When you pulled back the curtain, searching for explanations and there were none, the inference always was that the man on the podium was the only one who could know certain things and had no reason to share. Perhaps there was no explanation, because that man simply was a fake Wizard with no explanation for rational questions that he refused to answer. Maybe he just did not know some of the answers, so he bluffed.
When you can sit at home with your eyes half-closed and call most of the plays, something is amiss. Eventually, that carefully crafted façade of complete control starts to crack and you end up with a few games of Michael Vick reborn, a 2008 playoff run out of nowhere, and it is all nothing but a tease. Reid probably should have retired when DeSean Jackson took that punt back at the Meadowlands. That really was the final glorious moment of his regime.
That it happened to end with the total embarrassment of 2012 at least made it clear even to the less clear-eyed in Eagles management. Reid had to go.
It is 8 years removed from that Super Bowl. Reputations have a way of surviving way past their sell-by date. They are bequeathed as much as they are earned. The reality is that the Eagles became more a sideshow than actual show in Reid's final years.
Does Reid have another startup success in him? The Chiefs hired him because they believe he does.
Reid is working on his staff. He will be bringing a few from Philadelphia.
"There will some that will come with," he said. "I'm still in that process."

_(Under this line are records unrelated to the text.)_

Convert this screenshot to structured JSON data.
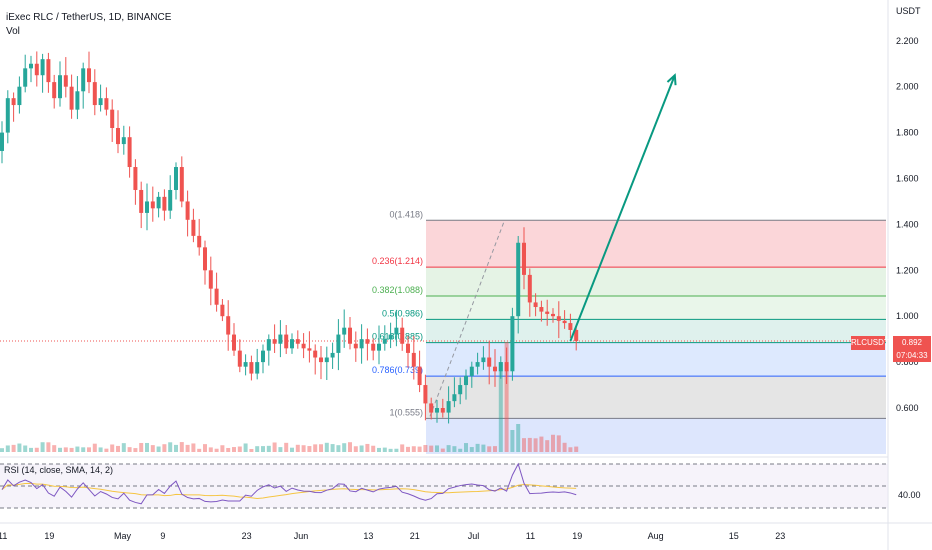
{
  "header": {
    "symbol_line": "iExec RLC / TetherUS, 1D, BINANCE",
    "vol_label": "Vol"
  },
  "axis": {
    "unit": "USDT",
    "price_ticks": [
      {
        "v": 2.2,
        "label": "2.200"
      },
      {
        "v": 2.0,
        "label": "2.000"
      },
      {
        "v": 1.8,
        "label": "1.800"
      },
      {
        "v": 1.6,
        "label": "1.600"
      },
      {
        "v": 1.4,
        "label": "1.400"
      },
      {
        "v": 1.2,
        "label": "1.200"
      },
      {
        "v": 1.0,
        "label": "1.000"
      },
      {
        "v": 0.8,
        "label": "0.800"
      },
      {
        "v": 0.6,
        "label": "0.600"
      }
    ],
    "date_ticks": [
      {
        "i": 0,
        "label": "11"
      },
      {
        "i": 8,
        "label": "19"
      },
      {
        "i": 20,
        "label": "May"
      },
      {
        "i": 28,
        "label": "9"
      },
      {
        "i": 42,
        "label": "23"
      },
      {
        "i": 51,
        "label": "Jun"
      },
      {
        "i": 63,
        "label": "13"
      },
      {
        "i": 71,
        "label": "21"
      },
      {
        "i": 81,
        "label": "Jul"
      },
      {
        "i": 91,
        "label": "11"
      },
      {
        "i": 99,
        "label": "19"
      },
      {
        "i": 112,
        "label": "Aug"
      },
      {
        "i": 126,
        "label": "15"
      },
      {
        "i": 134,
        "label": "23"
      }
    ]
  },
  "price_tag": {
    "symbol": "RLCUSDT",
    "price": "0.892",
    "countdown": "07:04:33"
  },
  "rsi": {
    "label": "RSI (14, close, SMA, 14, 2)",
    "tick_label": "40.00"
  },
  "fib_levels": [
    {
      "ratio": "0",
      "price": 1.418,
      "label": "0(1.418)",
      "color": "#787b86"
    },
    {
      "ratio": "0.236",
      "price": 1.214,
      "label": "0.236(1.214)",
      "color": "#f23645"
    },
    {
      "ratio": "0.382",
      "price": 1.088,
      "label": "0.382(1.088)",
      "color": "#4caf50"
    },
    {
      "ratio": "0.5",
      "price": 0.986,
      "label": "0.5(0.986)",
      "color": "#089981"
    },
    {
      "ratio": "0.618",
      "price": 0.885,
      "label": "0.618(0.885)",
      "color": "#089981"
    },
    {
      "ratio": "0.786",
      "price": 0.739,
      "label": "0.786(0.739)",
      "color": "#2962ff"
    },
    {
      "ratio": "1",
      "price": 0.555,
      "label": "1(0.555)",
      "color": "#787b86"
    }
  ],
  "chart_data": {
    "type": "candlestick",
    "symbol": "RLCUSDT",
    "current_price": 0.892,
    "ylim": [
      0.47,
      2.35
    ],
    "colors": {
      "up": "#26a69a",
      "down": "#ef5350",
      "arrow": "#089981",
      "rsi": "#7e57c2",
      "rsi_ma": "#f5c542"
    },
    "closes": [
      1.8,
      1.95,
      1.92,
      2.0,
      2.08,
      2.1,
      2.05,
      2.12,
      2.02,
      1.95,
      2.05,
      2.0,
      1.9,
      1.98,
      2.08,
      2.02,
      1.92,
      1.95,
      1.9,
      1.82,
      1.75,
      1.78,
      1.65,
      1.55,
      1.45,
      1.5,
      1.47,
      1.52,
      1.46,
      1.55,
      1.65,
      1.5,
      1.42,
      1.35,
      1.3,
      1.2,
      1.12,
      1.05,
      1.0,
      0.92,
      0.85,
      0.78,
      0.8,
      0.75,
      0.8,
      0.85,
      0.9,
      0.88,
      0.92,
      0.86,
      0.9,
      0.88,
      0.86,
      0.85,
      0.82,
      0.8,
      0.82,
      0.84,
      0.92,
      0.95,
      0.88,
      0.86,
      0.9,
      0.88,
      0.85,
      0.88,
      0.9,
      0.92,
      0.95,
      0.88,
      0.84,
      0.78,
      0.7,
      0.62,
      0.58,
      0.6,
      0.58,
      0.63,
      0.66,
      0.7,
      0.74,
      0.78,
      0.8,
      0.82,
      0.78,
      0.76,
      0.8,
      0.76,
      1.0,
      1.32,
      1.18,
      1.06,
      1.04,
      1.02,
      1.01,
      1.0,
      0.98,
      0.97,
      0.94,
      0.892
    ],
    "arrow": {
      "from_index": 98,
      "from_price": 0.892,
      "to_index": 116,
      "to_price": 2.05
    }
  }
}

The Chiefs have the No. 1 pick in the NFL draft. When Reid had the No. 2 pick in 1999, he was the only one who got it right in a class that supposedly had all those great quarterbacks. But that was 14 years and dozens of draft mistakes ago.
The Chiefs had a great fan base. By the end of 2012, the stadium was one-third full. Many luxury suites went unsold. Reid is no salesman, so he will have to sell winning.
Chiefs Hall of Fame quarterback Len Dawson, who arrived when the team moved from Dallas 50 years ago and never left, pointed out that Reid is the 13th Chiefs coach. Only three left with winning records.
Now, it is Reid's turn. It is unclear exactly who is in charge of what in Kansas City.
When asked about the Eagles' chain of command and asked whether it would have helped to have only one voice in decision-making, Reid laughed and said: "This is how it works; this is what's important is that everybody's pulling in the same direction. It's really not one guy making the decision. When it's working right, it's a joint effort to make the decision. It's not one guy sitting in there with a hammer making decisions. When that gets out of whack, it goes downhill real fast . . .
"That's the important thing. That's where change can be a good thing. The Philadelphia Eagles are going to do that. They're all going to work together, pulling in the same direction and good things will happen for them."
When it was suggested he was being diplomatic to the end, Reid smiled, winked and went off to the next set of questions, as we were all left to consider those magic words again - plausible deniability.